I am a third year maths student. I am self-studying a course on surfaces. I have some questions and would really appreciate it if people can help me.
What exactly is a connected sum? According to my lecture notes, for two closed (compact) surfaces, if we remove a closed disc from each then take a homeomorphism from the boundary of one disc to the other, we get another surface. My question is, what do we mean by 'closed disc' on a surface? Do we mean some kind of ball? But what metric are we using then?
When forming connected sum, does it matter if we don't remove a disc but something homeomorphic to a disc? Like a square or triangle for example. I don't think it matters.
It is stated that removing a closed disc from the projective space gives the Möbius band. I don't see why this is the case. Can we do it by the edge identification diagrams?
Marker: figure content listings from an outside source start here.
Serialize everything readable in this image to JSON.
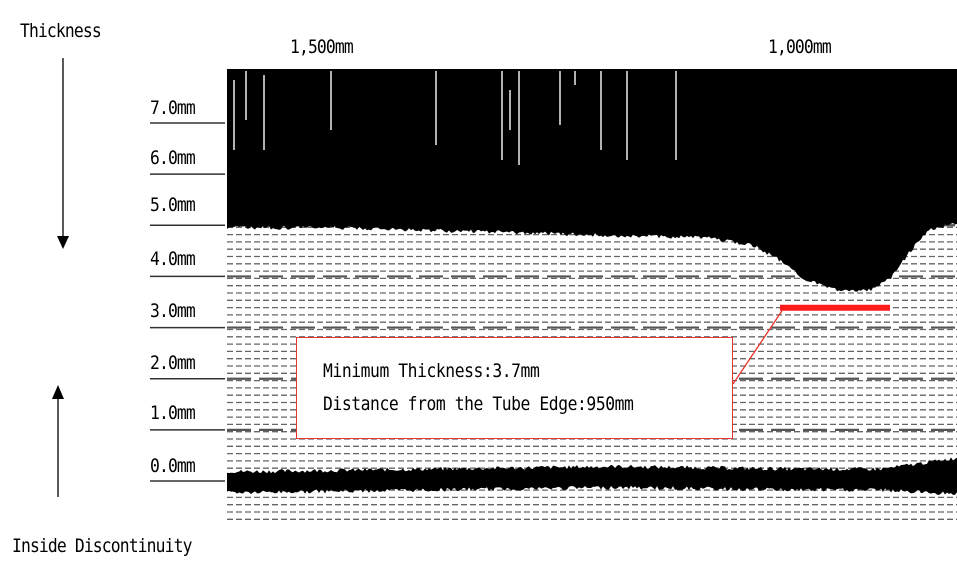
{
  "chart_data": {
    "type": "area",
    "title": "",
    "ylabel": "Thickness",
    "xlabel": "Inside Discontinuity",
    "x_axis_direction": "decreasing left-to-right",
    "x_ticks": [
      {
        "label": "1,500mm",
        "value": 1500
      },
      {
        "label": "1,000mm",
        "value": 1000
      }
    ],
    "xlim": [
      1800,
      800
    ],
    "y_ticks": [
      {
        "label": "7.0mm",
        "value": 7.0
      },
      {
        "label": "6.0mm",
        "value": 6.0
      },
      {
        "label": "5.0mm",
        "value": 5.0
      },
      {
        "label": "4.0mm",
        "value": 4.0
      },
      {
        "label": "3.0mm",
        "value": 3.0
      },
      {
        "label": "2.0mm",
        "value": 2.0
      },
      {
        "label": "1.0mm",
        "value": 1.0
      },
      {
        "label": "0.0mm",
        "value": 0.0
      }
    ],
    "ylim": [
      -0.5,
      7.5
    ],
    "outer_surface_profile": {
      "x": [
        1800,
        1700,
        1600,
        1500,
        1400,
        1300,
        1200,
        1100,
        1050,
        1020,
        1000,
        980,
        950,
        920,
        900,
        880,
        860,
        840,
        820,
        800
      ],
      "y": [
        5.0,
        5.0,
        4.95,
        4.95,
        4.9,
        4.85,
        4.8,
        4.75,
        4.6,
        4.3,
        4.0,
        3.85,
        3.7,
        3.75,
        4.0,
        4.5,
        4.9,
        5.0,
        5.05,
        5.1
      ]
    },
    "inner_surface_profile": {
      "x": [
        1800,
        1600,
        1400,
        1200,
        1000,
        900,
        800
      ],
      "y": [
        0.0,
        -0.05,
        0.0,
        0.05,
        0.0,
        0.0,
        0.05
      ]
    },
    "minimum_marker": {
      "x_start": 1000,
      "x_end": 900,
      "y": 3.25,
      "color": "#ff1a1a"
    },
    "annotation": {
      "line1": "Minimum Thickness:3.7mm",
      "line2": "Distance from the Tube Edge:950mm",
      "border_color": "#e8352e"
    }
  }
}
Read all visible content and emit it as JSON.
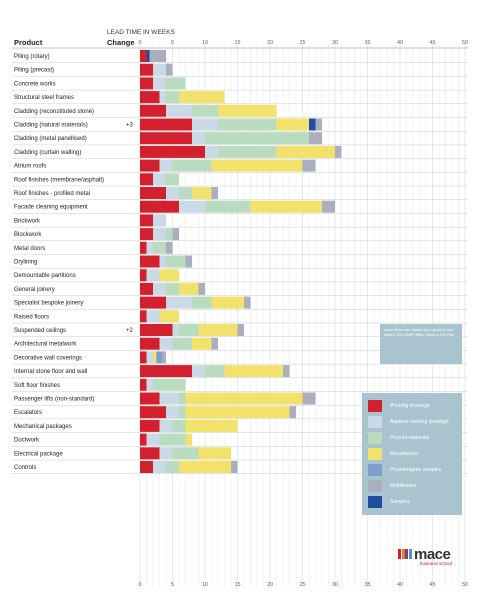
{
  "header": {
    "title": "LEAD TIME IN WEEKS",
    "product_label": "Product",
    "change_label": "Change"
  },
  "chart_data": {
    "type": "bar",
    "orientation": "horizontal",
    "stacked": true,
    "title": "LEAD TIME IN WEEKS",
    "xlim": [
      0,
      50
    ],
    "x_ticks": [
      0,
      5,
      10,
      15,
      20,
      25,
      30,
      35,
      40,
      45,
      50
    ],
    "grid": true,
    "legend_position": "bottom-right",
    "series": [
      {
        "name": "Working drawings",
        "color": "#d2202e"
      },
      {
        "name": "Approve working drawings",
        "color": "#c9d9e6"
      },
      {
        "name": "Procure materials",
        "color": "#b9dcc0"
      },
      {
        "name": "Manufacture",
        "color": "#f2e26b"
      },
      {
        "name": "Provide/agree samples",
        "color": "#7f9ec9"
      },
      {
        "name": "Mobilisation",
        "color": "#aaaebd"
      },
      {
        "name": "Samples",
        "color": "#1f4ea1"
      }
    ],
    "rows": [
      {
        "product": "Piling (rotary)",
        "change": "",
        "segments": [
          {
            "s": 0,
            "w": 1
          },
          {
            "s": 6,
            "w": 0.5
          },
          {
            "s": 5,
            "w": 2.5
          }
        ]
      },
      {
        "product": "Piling (precast)",
        "change": "",
        "segments": [
          {
            "s": 0,
            "w": 2
          },
          {
            "s": 1,
            "w": 2
          },
          {
            "s": 5,
            "w": 1
          }
        ]
      },
      {
        "product": "Concrete works",
        "change": "",
        "segments": [
          {
            "s": 0,
            "w": 2
          },
          {
            "s": 1,
            "w": 2
          },
          {
            "s": 2,
            "w": 3
          }
        ]
      },
      {
        "product": "Structural steel frames",
        "change": "",
        "segments": [
          {
            "s": 0,
            "w": 3
          },
          {
            "s": 1,
            "w": 1
          },
          {
            "s": 2,
            "w": 2
          },
          {
            "s": 3,
            "w": 7
          }
        ]
      },
      {
        "product": "Cladding (reconstituted stone)",
        "change": "",
        "segments": [
          {
            "s": 0,
            "w": 4
          },
          {
            "s": 1,
            "w": 4
          },
          {
            "s": 2,
            "w": 4
          },
          {
            "s": 3,
            "w": 9
          }
        ]
      },
      {
        "product": "Cladding (natural materials)",
        "change": "+3",
        "segments": [
          {
            "s": 0,
            "w": 8
          },
          {
            "s": 1,
            "w": 4
          },
          {
            "s": 2,
            "w": 9
          },
          {
            "s": 3,
            "w": 5
          },
          {
            "s": 6,
            "w": 1
          },
          {
            "s": 5,
            "w": 1
          }
        ]
      },
      {
        "product": "Cladding (metal panellised)",
        "change": "",
        "segments": [
          {
            "s": 0,
            "w": 8
          },
          {
            "s": 1,
            "w": 2
          },
          {
            "s": 2,
            "w": 16
          },
          {
            "s": 5,
            "w": 2
          }
        ]
      },
      {
        "product": "Cladding (curtain walling)",
        "change": "",
        "segments": [
          {
            "s": 0,
            "w": 10
          },
          {
            "s": 1,
            "w": 2
          },
          {
            "s": 2,
            "w": 9
          },
          {
            "s": 3,
            "w": 9
          },
          {
            "s": 5,
            "w": 1
          }
        ]
      },
      {
        "product": "Atrium roofs",
        "change": "",
        "segments": [
          {
            "s": 0,
            "w": 3
          },
          {
            "s": 1,
            "w": 2
          },
          {
            "s": 2,
            "w": 6
          },
          {
            "s": 3,
            "w": 14
          },
          {
            "s": 5,
            "w": 2
          }
        ]
      },
      {
        "product": "Roof finishes (membrane/asphalt)",
        "change": "",
        "segments": [
          {
            "s": 0,
            "w": 2
          },
          {
            "s": 1,
            "w": 2
          },
          {
            "s": 2,
            "w": 2
          }
        ]
      },
      {
        "product": "Roof finishes - profiled metal",
        "change": "",
        "segments": [
          {
            "s": 0,
            "w": 4
          },
          {
            "s": 1,
            "w": 2
          },
          {
            "s": 2,
            "w": 2
          },
          {
            "s": 3,
            "w": 3
          },
          {
            "s": 5,
            "w": 1
          }
        ]
      },
      {
        "product": "Facade cleaning equipment",
        "change": "",
        "segments": [
          {
            "s": 0,
            "w": 6
          },
          {
            "s": 1,
            "w": 4
          },
          {
            "s": 2,
            "w": 7
          },
          {
            "s": 3,
            "w": 11
          },
          {
            "s": 5,
            "w": 2
          }
        ]
      },
      {
        "product": "Brickwork",
        "change": "",
        "segments": [
          {
            "s": 0,
            "w": 2
          },
          {
            "s": 1,
            "w": 2
          }
        ]
      },
      {
        "product": "Blockwork",
        "change": "",
        "segments": [
          {
            "s": 0,
            "w": 2
          },
          {
            "s": 1,
            "w": 2
          },
          {
            "s": 2,
            "w": 1
          },
          {
            "s": 5,
            "w": 1
          }
        ]
      },
      {
        "product": "Metal doors",
        "change": "",
        "segments": [
          {
            "s": 0,
            "w": 1
          },
          {
            "s": 1,
            "w": 1
          },
          {
            "s": 2,
            "w": 2
          },
          {
            "s": 5,
            "w": 1
          }
        ]
      },
      {
        "product": "Drylining",
        "change": "",
        "segments": [
          {
            "s": 0,
            "w": 3
          },
          {
            "s": 1,
            "w": 1
          },
          {
            "s": 2,
            "w": 3
          },
          {
            "s": 5,
            "w": 1
          }
        ]
      },
      {
        "product": "Demountable partitions",
        "change": "",
        "segments": [
          {
            "s": 0,
            "w": 1
          },
          {
            "s": 1,
            "w": 2
          },
          {
            "s": 3,
            "w": 3
          }
        ]
      },
      {
        "product": "General joinery",
        "change": "",
        "segments": [
          {
            "s": 0,
            "w": 2
          },
          {
            "s": 1,
            "w": 2
          },
          {
            "s": 2,
            "w": 2
          },
          {
            "s": 3,
            "w": 3
          },
          {
            "s": 5,
            "w": 1
          }
        ]
      },
      {
        "product": "Specialist bespoke joinery",
        "change": "",
        "segments": [
          {
            "s": 0,
            "w": 4
          },
          {
            "s": 1,
            "w": 4
          },
          {
            "s": 2,
            "w": 3
          },
          {
            "s": 3,
            "w": 5
          },
          {
            "s": 5,
            "w": 1
          }
        ]
      },
      {
        "product": "Raised floors",
        "change": "",
        "segments": [
          {
            "s": 0,
            "w": 1
          },
          {
            "s": 1,
            "w": 2
          },
          {
            "s": 3,
            "w": 3
          }
        ]
      },
      {
        "product": "Suspended ceilings",
        "change": "+2",
        "segments": [
          {
            "s": 0,
            "w": 5
          },
          {
            "s": 1,
            "w": 1
          },
          {
            "s": 2,
            "w": 3
          },
          {
            "s": 3,
            "w": 6
          },
          {
            "s": 5,
            "w": 1
          }
        ]
      },
      {
        "product": "Architectural metalwork",
        "change": "",
        "segments": [
          {
            "s": 0,
            "w": 3
          },
          {
            "s": 1,
            "w": 2
          },
          {
            "s": 2,
            "w": 3
          },
          {
            "s": 3,
            "w": 3
          },
          {
            "s": 5,
            "w": 1
          }
        ]
      },
      {
        "product": "Decorative wall coverings",
        "change": "",
        "segments": [
          {
            "s": 0,
            "w": 1
          },
          {
            "s": 1,
            "w": 1
          },
          {
            "s": 3,
            "w": 0.5
          },
          {
            "s": 4,
            "w": 1
          },
          {
            "s": 5,
            "w": 0.5
          }
        ]
      },
      {
        "product": "Internal stone floor and wall",
        "change": "",
        "segments": [
          {
            "s": 0,
            "w": 8
          },
          {
            "s": 1,
            "w": 2
          },
          {
            "s": 2,
            "w": 3
          },
          {
            "s": 3,
            "w": 9
          },
          {
            "s": 5,
            "w": 1
          }
        ]
      },
      {
        "product": "Soft floor finishes",
        "change": "",
        "segments": [
          {
            "s": 0,
            "w": 1
          },
          {
            "s": 1,
            "w": 1
          },
          {
            "s": 2,
            "w": 5
          }
        ]
      },
      {
        "product": "Passenger lifts (non-standard)",
        "change": "",
        "segments": [
          {
            "s": 0,
            "w": 3
          },
          {
            "s": 1,
            "w": 3
          },
          {
            "s": 2,
            "w": 1
          },
          {
            "s": 3,
            "w": 18
          },
          {
            "s": 5,
            "w": 2
          }
        ]
      },
      {
        "product": "Escalators",
        "change": "",
        "segments": [
          {
            "s": 0,
            "w": 4
          },
          {
            "s": 1,
            "w": 2
          },
          {
            "s": 2,
            "w": 1
          },
          {
            "s": 3,
            "w": 16
          },
          {
            "s": 5,
            "w": 1
          }
        ]
      },
      {
        "product": "Mechanical packages",
        "change": "",
        "segments": [
          {
            "s": 0,
            "w": 3
          },
          {
            "s": 1,
            "w": 2
          },
          {
            "s": 2,
            "w": 2
          },
          {
            "s": 3,
            "w": 8
          }
        ]
      },
      {
        "product": "Ductwork",
        "change": "",
        "segments": [
          {
            "s": 0,
            "w": 1
          },
          {
            "s": 1,
            "w": 2
          },
          {
            "s": 2,
            "w": 4
          },
          {
            "s": 3,
            "w": 1
          }
        ]
      },
      {
        "product": "Electrical package",
        "change": "",
        "segments": [
          {
            "s": 0,
            "w": 3
          },
          {
            "s": 1,
            "w": 2
          },
          {
            "s": 2,
            "w": 4
          },
          {
            "s": 3,
            "w": 5
          }
        ]
      },
      {
        "product": "Controls",
        "change": "",
        "segments": [
          {
            "s": 0,
            "w": 2
          },
          {
            "s": 1,
            "w": 2
          },
          {
            "s": 2,
            "w": 2
          },
          {
            "s": 3,
            "w": 8
          },
          {
            "s": 5,
            "w": 1
          }
        ]
      }
    ]
  },
  "info_box": {
    "text": "Lead times are based on a generic five-storey 100,000ft² office block in the City"
  },
  "logo": {
    "name": "mace",
    "tagline": "business school",
    "bar_colors": [
      "#d2202e",
      "#f07d12",
      "#7b3b99",
      "#4a9bd4"
    ]
  }
}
It is stated that the connected sum of two projective spaces is 'obviously' the Klein bottle. I think this is very non-obvious. How can I see this with edge identification diagrams?
Any help would be appreciated, I am learning from these notes if anyone is interested:
http://www.maths.ox.ac.uk/system/files/coursematerial/2012/2377/29/hitchin1.pdf
Lastly, I am likely to have many more questions about the geometry of surfaces. If anyone is interested in tutoring/helping me, please say so, I am looking for a teacher. I will pay you.